British retail sales slowed more than expected in June and mortgage approvals fell on the year last month, indicating higher interest rates may be starting to bite.
Nevertheless, signs consumers are tightening their belts are unlikely to deter the Bank of England from raising rates further and futures prices in the financial markets indicate rates are likely to hit 6 percent by the end of the year.
A survey from the Confederation of British Industry on Wednesday showed June was the weakest month for retailers since November. Sales of clothes, housing goods and furnishings were particularly hard hit as higher borrowing costs and wet weather kept shoppers off the High Street.

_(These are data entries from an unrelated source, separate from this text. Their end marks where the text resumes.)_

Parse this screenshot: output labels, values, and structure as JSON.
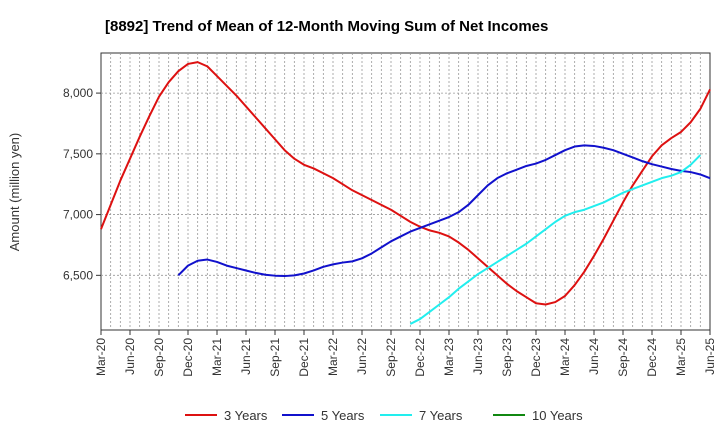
{
  "chart_data": {
    "type": "line",
    "title": "[8892]  Trend of Mean of 12-Month Moving Sum of Net Incomes",
    "xlabel": "",
    "ylabel": "Amount (million yen)",
    "x_tick_labels": [
      "Mar-20",
      "Jun-20",
      "Sep-20",
      "Dec-20",
      "Mar-21",
      "Jun-21",
      "Sep-21",
      "Dec-21",
      "Mar-22",
      "Jun-22",
      "Sep-22",
      "Dec-22",
      "Mar-23",
      "Jun-23",
      "Sep-23",
      "Dec-23",
      "Mar-24",
      "Jun-24",
      "Sep-24",
      "Dec-24",
      "Mar-25",
      "Jun-25"
    ],
    "y_ticks": [
      6500,
      7000,
      7500,
      8000
    ],
    "y_tick_labels": [
      "6,500",
      "7,000",
      "7,500",
      "8,000"
    ],
    "ylim": [
      6050,
      8330
    ],
    "grid": true,
    "legend_position": "bottom",
    "series": [
      {
        "name": "3 Years",
        "color": "#dd1111",
        "start_month": "Mar-20",
        "values": [
          6880,
          7080,
          7280,
          7460,
          7640,
          7810,
          7970,
          8090,
          8180,
          8240,
          8255,
          8220,
          8140,
          8060,
          7980,
          7890,
          7800,
          7710,
          7620,
          7530,
          7460,
          7410,
          7380,
          7340,
          7300,
          7250,
          7200,
          7160,
          7120,
          7080,
          7040,
          6990,
          6940,
          6900,
          6870,
          6850,
          6820,
          6770,
          6710,
          6640,
          6570,
          6500,
          6430,
          6370,
          6320,
          6270,
          6260,
          6280,
          6330,
          6420,
          6530,
          6660,
          6800,
          6950,
          7100,
          7240,
          7360,
          7480,
          7570,
          7630,
          7680,
          7760,
          7870,
          8030
        ]
      },
      {
        "name": "5 Years",
        "color": "#1111cc",
        "start_month": "Nov-20",
        "values": [
          6500,
          6580,
          6620,
          6630,
          6610,
          6580,
          6560,
          6540,
          6520,
          6505,
          6497,
          6494,
          6500,
          6515,
          6540,
          6570,
          6590,
          6605,
          6615,
          6640,
          6680,
          6730,
          6780,
          6820,
          6860,
          6890,
          6920,
          6950,
          6980,
          7020,
          7080,
          7160,
          7240,
          7300,
          7340,
          7370,
          7400,
          7420,
          7450,
          7490,
          7530,
          7560,
          7570,
          7565,
          7550,
          7530,
          7500,
          7470,
          7440,
          7415,
          7395,
          7375,
          7360,
          7350,
          7330,
          7300
        ]
      },
      {
        "name": "7 Years",
        "color": "#22eeee",
        "start_month": "Nov-22",
        "values": [
          6100,
          6140,
          6200,
          6260,
          6320,
          6390,
          6450,
          6510,
          6560,
          6610,
          6660,
          6710,
          6760,
          6820,
          6880,
          6940,
          6990,
          7020,
          7040,
          7070,
          7100,
          7140,
          7180,
          7210,
          7240,
          7270,
          7300,
          7320,
          7350,
          7410,
          7490
        ]
      },
      {
        "name": "10 Years",
        "color": "#118811",
        "start_month": "Mar-25",
        "values": []
      }
    ]
  }
}
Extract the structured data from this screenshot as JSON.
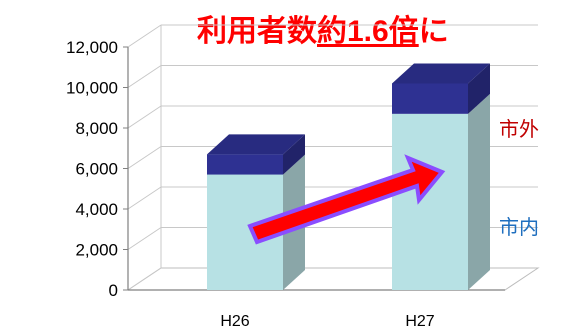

"The figures provide evidence the consumer is beginning to feel some ill effects from the BoE's ongoing tightening campaign - albeit, we would argue, not sufficiently weak to forestall a rise in rates to 6 percent this year," said Richard McGuire at RBC Capital Markets. Minutes of the central bank's June meeting showed four of the nine Monetary Policy Committee members opposed the decision to leave rates unchanged this month at 5.5 percent, a six-year high, arguing demand growth needs to slow to bring inflation back to target.
The bank has raised interest rates four times in less than a year to the highest level among the Group of Seven industrialised economies. How fast and how high interest rates eventually rise will depend to a large extent on how quickly the housing market loses steam.
Bank of England Deputy Governor John Gieve said on Tuesday there were "glimmers of a slowdown" in the property market, even though house prices were still rising fast, particularly in London. However, house price inflation is still running at around 10 percent on most measures.